Hello everybody, and thanks for stopping by today! My name is Bob, and I’ll be your guide as we visit the galleries in The Real Estate Museum!

Now, normally most museums would have protective glass over their displays, with alarms or guards – even closed-circuit cameras – but given that most of the exhibits on display today feature ordinary, everyday items that have just gone out of style, we are operating under an honour system. So please, feel free to pick items up and have a look at them, but kindly leave them behind once you’ve had a chance to view them.

Let’s start over here, in the Early, Early Real Estate wing….

So, you might think this is just a nice, small post-card sized oil painting of a home, and you’d be mostly correct.

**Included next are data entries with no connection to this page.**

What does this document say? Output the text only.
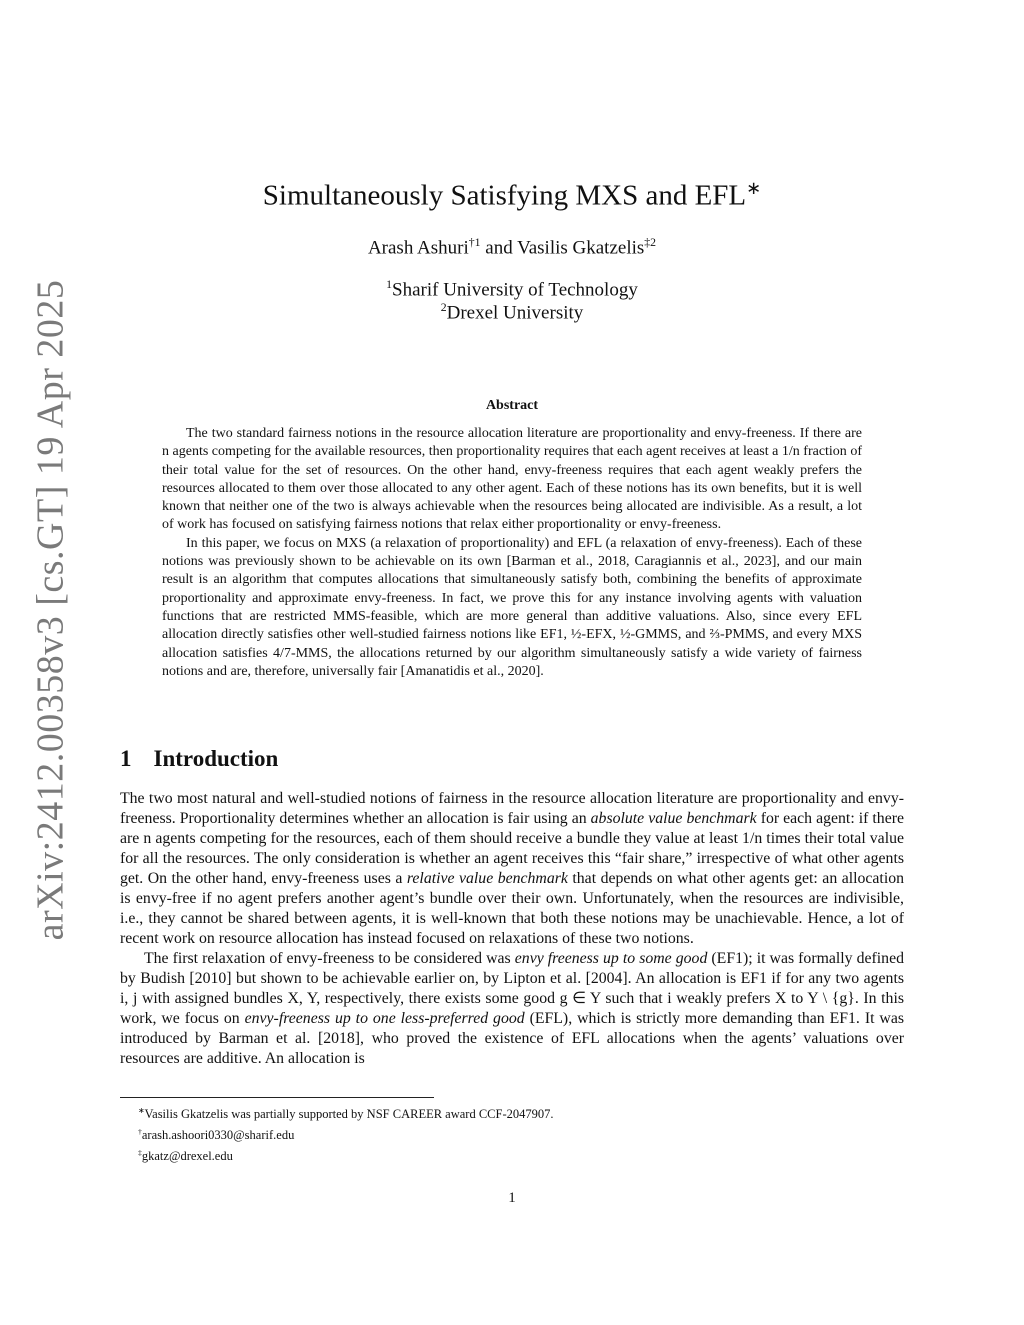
arXiv:2412.00358v3 [cs.GT] 19 Apr 2025
Simultaneously Satisfying MXS and EFL∗
Arash Ashuri$^{\dagger 1}$ and Vasilis Gkatzelis$^{\ddagger 2}$
$^1$Sharif University of Technology
$^2$Drexel University
Abstract

The two standard fairness notions in the resource allocation literature are proportionality and envy-freeness. If there are n agents competing for the available resources, then proportionality requires that each agent receives at least a 1/n fraction of their total value for the set of resources. On the other hand, envy-freeness requires that each agent weakly prefers the resources allocated to them over those allocated to any other agent. Each of these notions has its own benefits, but it is well known that neither one of the two is always achievable when the resources being allocated are indivisible. As a result, a lot of work has focused on satisfying fairness notions that relax either proportionality or envy-freeness.

In this paper, we focus on MXS (a relaxation of proportionality) and EFL (a relaxation of envy-freeness). Each of these notions was previously shown to be achievable on its own [Barman et al., 2018, Caragiannis et al., 2023], and our main result is an algorithm that computes allocations that simultaneously satisfy both, combining the benefits of approximate proportionality and approximate envy-freeness. In fact, we prove this for any instance involving agents with valuation functions that are restricted MMS-feasible, which are more general than additive valuations. Also, since every EFL allocation directly satisfies other well-studied fairness notions like EF1, ½-EFX, ½-GMMS, and ⅔-PMMS, and every MXS allocation satisfies 4/7-MMS, the allocations returned by our algorithm simultaneously satisfy a wide variety of fairness notions and are, therefore, universally fair [Amanatidis et al., 2020].

1 Introduction

The two most natural and well-studied notions of fairness in the resource allocation literature are proportionality and envy-freeness. Proportionality determines whether an allocation is fair using an absolute value benchmark for each agent: if there are n agents competing for the resources, each of them should receive a bundle they value at least 1/n times their total value for all the resources. The only consideration is whether an agent receives this “fair share,” irrespective of what other agents get. On the other hand, envy-freeness uses a relative value benchmark that depends on what other agents get: an allocation is envy-free if no agent prefers another agent’s bundle over their own. Unfortunately, when the resources are indivisible, i.e., they cannot be shared between agents, it is well-known that both these notions may be unachievable. Hence, a lot of recent work on resource allocation has instead focused on relaxations of these two notions.

The first relaxation of envy-freeness to be considered was envy freeness up to some good (EF1); it was formally defined by Budish [2010] but shown to be achievable earlier on, by Lipton et al. [2004]. An allocation is EF1 if for any two agents i, j with assigned bundles X, Y, respectively, there exists some good g ∈ Y such that i weakly prefers X to Y \ {g}. In this work, we focus on envy-freeness up to one less-preferred good (EFL), which is strictly more demanding than EF1. It was introduced by Barman et al. [2018], who proved the existence of EFL allocations when the agents’ valuations over resources are additive. An allocation is

∗Vasilis Gkatzelis was partially supported by NSF CAREER award CCF-2047907.
†arash.ashoori0330@sharif.edu
‡gkatz@drexel.edu
1
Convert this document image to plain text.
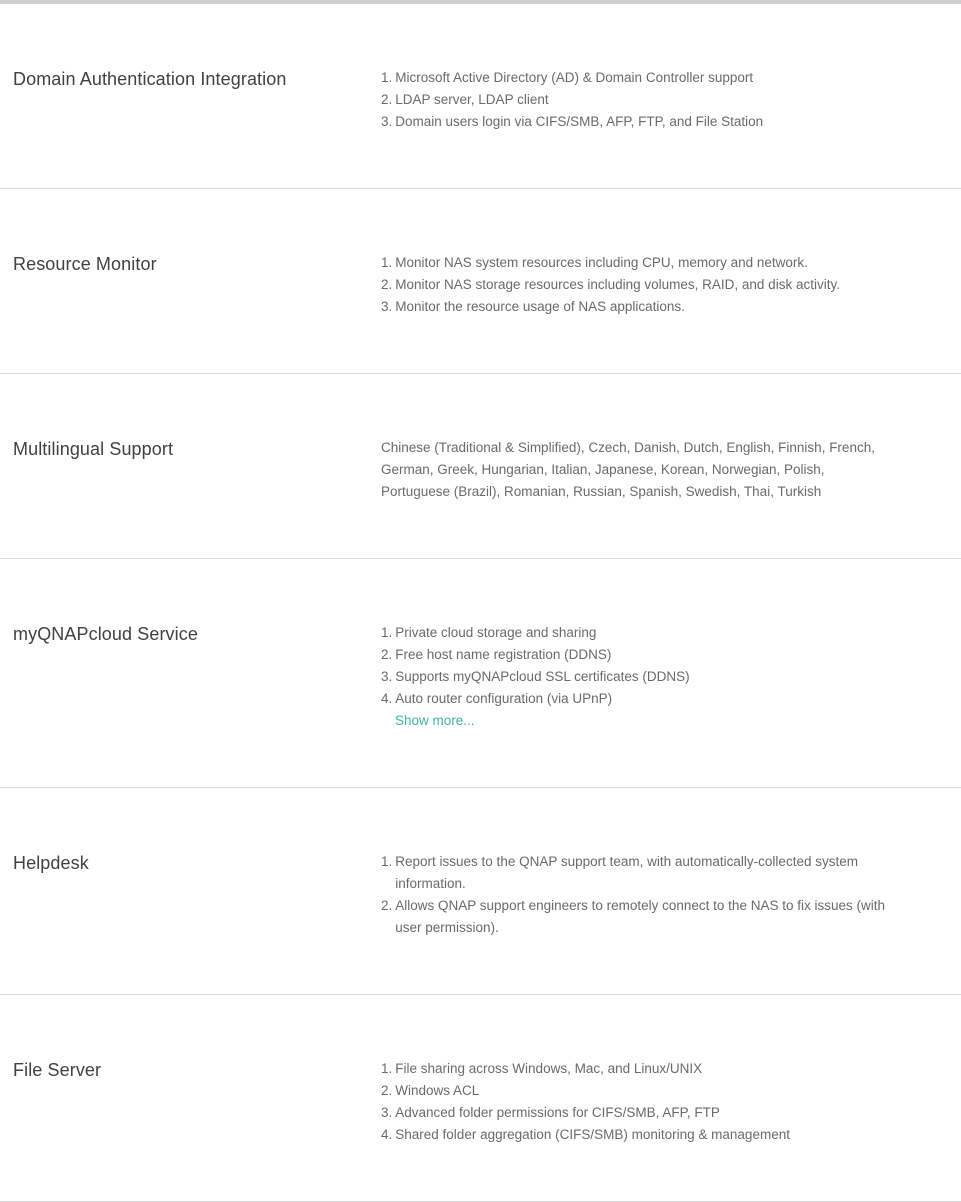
Domain Authentication Integration	1. Microsoft Active Directory (AD) & Domain Controller support
2. LDAP server, LDAP client
3. Domain users login via CIFS/SMB, AFP, FTP, and File Station
Resource Monitor	1. Monitor NAS system resources including CPU, memory and network.
2. Monitor NAS storage resources including volumes, RAID, and disk activity.
3. Monitor the resource usage of NAS applications.
Multilingual Support	Chinese (Traditional & Simplified), Czech, Danish, Dutch, English, Finnish, French, German, Greek, Hungarian, Italian, Japanese, Korean, Norwegian, Polish, Portuguese (Brazil), Romanian, Russian, Spanish, Swedish, Thai, Turkish

myQNAPcloud Service	1. Private cloud storage and sharing
2. Free host name registration (DDNS)
3. Supports myQNAPcloud SSL certificates (DDNS)
4. Auto router configuration (via UPnP)
Show more...
Helpdesk	1. Report issues to the QNAP support team, with automatically-collected system information.
2. Allows QNAP support engineers to remotely connect to the NAS to fix issues (with user permission).
File Server	1. File sharing across Windows, Mac, and Linux/UNIX
2. Windows ACL
3. Advanced folder permissions for CIFS/SMB, AFP, FTP
4. Shared folder aggregation (CIFS/SMB) monitoring & management
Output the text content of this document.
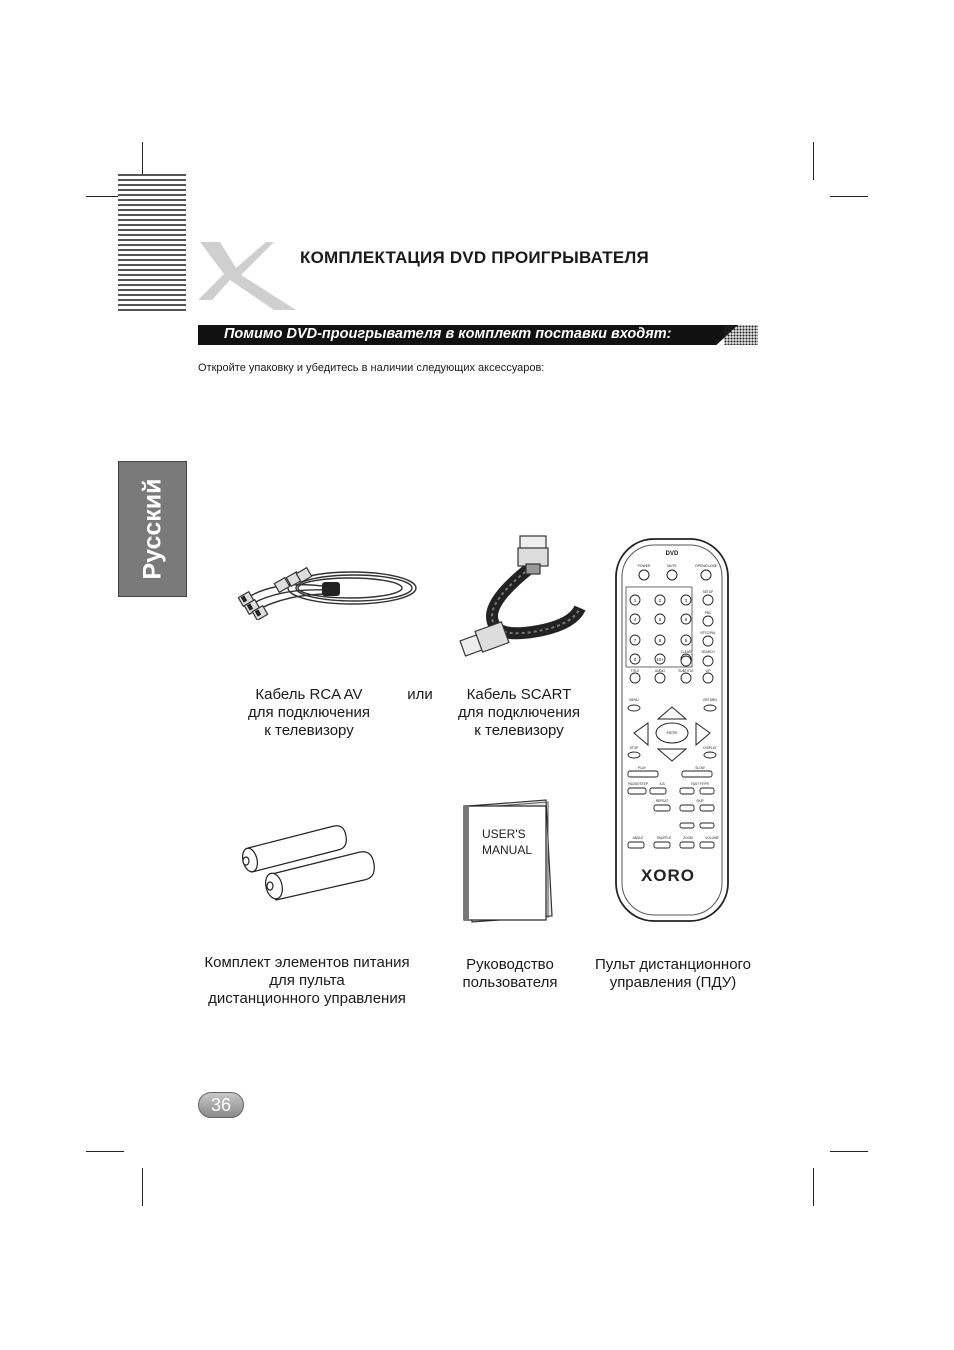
КОМПЛЕКТАЦИЯ DVD ПРОИГРЫВАТЕЛЯ
Помимо DVD-проигрывателя в комплект поставки входят:
Откройте упаковку и убедитесь в наличии следующих аксессуаров:
Русский	DVD
POWER	MUTE	OPEN/CLOSE
1	2	3
4	5	6
7	8	9
0	10+
SETUP
PBC
NTSC/PAL
CLEAR	SEARCH
TITLE	AUDIO	SUBTITLE	V/P
MENU	RETURN
ENTER
STOP	DISPLAY
PLAY	SLOW
PAUSE/STEP	A-B	FAST FF/FR
REPEAT	SKIP
ANGLE	SHUFFLE	ZOOM	VOLUME
XORO
USER'S
MANUAL
Кабель RCA AV
для подключения
к телевизору
или	Кабель SCART
для подключения
к телевизору
Комплект элементов питания
для пульта
дистанционного управления
Руководство
пользователя
Пульт дистанционного
управления (ПДУ)
36
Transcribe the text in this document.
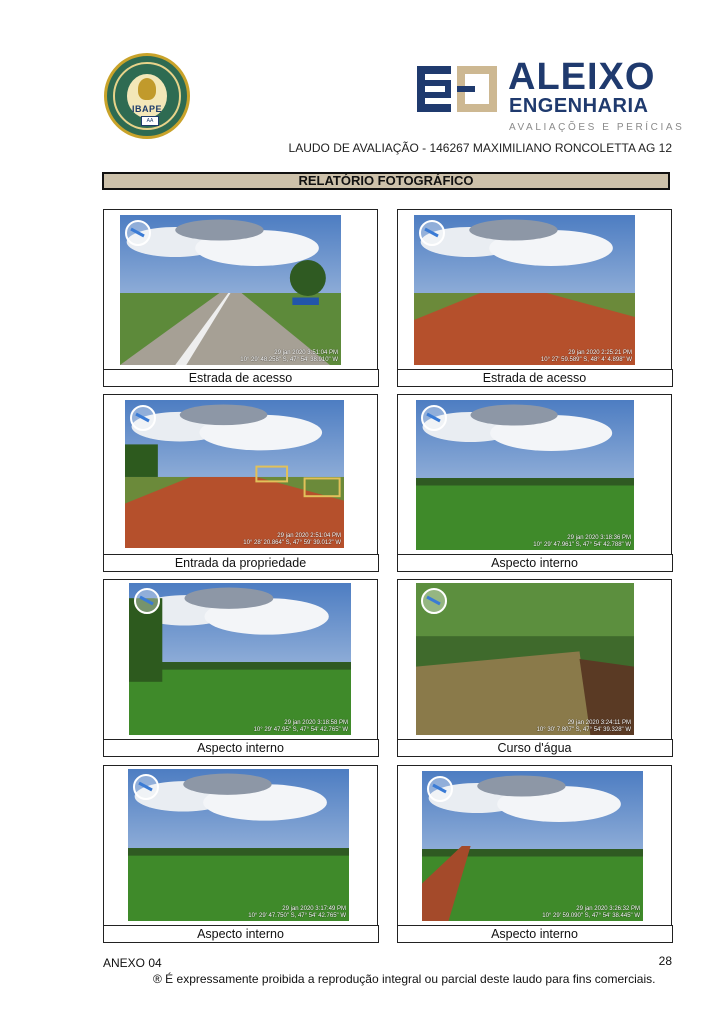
IBAPE
AA
ALEIXO
ENGENHARIA
AVALIAÇÕES E PERÍCIAS
LAUDO DE AVALIAÇÃO - 146267 MAXIMILIANO RONCOLETTA AG 12
RELATÓRIO FOTOGRÁFICO
29 jan 2020 3:51:04 PM
10° 29' 48.258" S, 47° 54' 38.910" W
Estrada de acesso
29 jan 2020 2:25:21 PM
10° 27' 59.589" S, 48° 4' 4.898" W
Estrada de acesso
29 jan 2020 2:51:04 PM
10° 28' 20.864" S, 47° 59' 39.012" W
Entrada da propriedade
29 jan 2020 3:18:36 PM
10° 29' 47.961" S, 47° 54' 42.788" W
Aspecto interno
29 jan 2020 3:18:58 PM
10° 29' 47.95" S, 47° 54' 42.765" W
Aspecto interno
29 jan 2020 3:24:11 PM
10° 30' 7.807" S, 47° 54' 39.328" W
Curso d'água
29 jan 2020 3:17:49 PM
10° 29' 47.750" S, 47° 54' 42.765" W
Aspecto interno
29 jan 2020 3:26:32 PM
10° 29' 59.090" S, 47° 54' 38.445" W
Aspecto interno
ANEXO 04	28
® É expressamente proibida a reprodução integral ou parcial deste laudo para fins comerciais.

However, this was also what early feature sheets looked like, when cameras hadn’t yet been invented! Real estate companies hired artists to paint homes, which were then copied by other artists until there were sufficient amounts of paintings for the listing being advertised. In bigger towns, they might paint as many as 12 pictures for a home that was for sale!

Moving along, here we are in the Telegraph Room, where Realtors would gather to send telegrams to other Realtors, if they had a client who wanted to see another agent’s listing. As phones had not yet been invented, and there were no such technological wonders as electronic lockboxes yet, this is how the two salespeople communicated to arrange meetings to open a property for a showing.

This was a vast improvement on the use of crowbars once clients began to complain of damaged doors after showings.

Moving on into the 1970s display, you will note the recreation of a typical kitchen of the era, with a large marbled Formica-top table and Naugahyde chairs. This was where Realtors would cut out newspaper ads of homes listed for sale and then paste those ads onto recipe cards for a top-notch filing system capable of tracking those homes for their clients.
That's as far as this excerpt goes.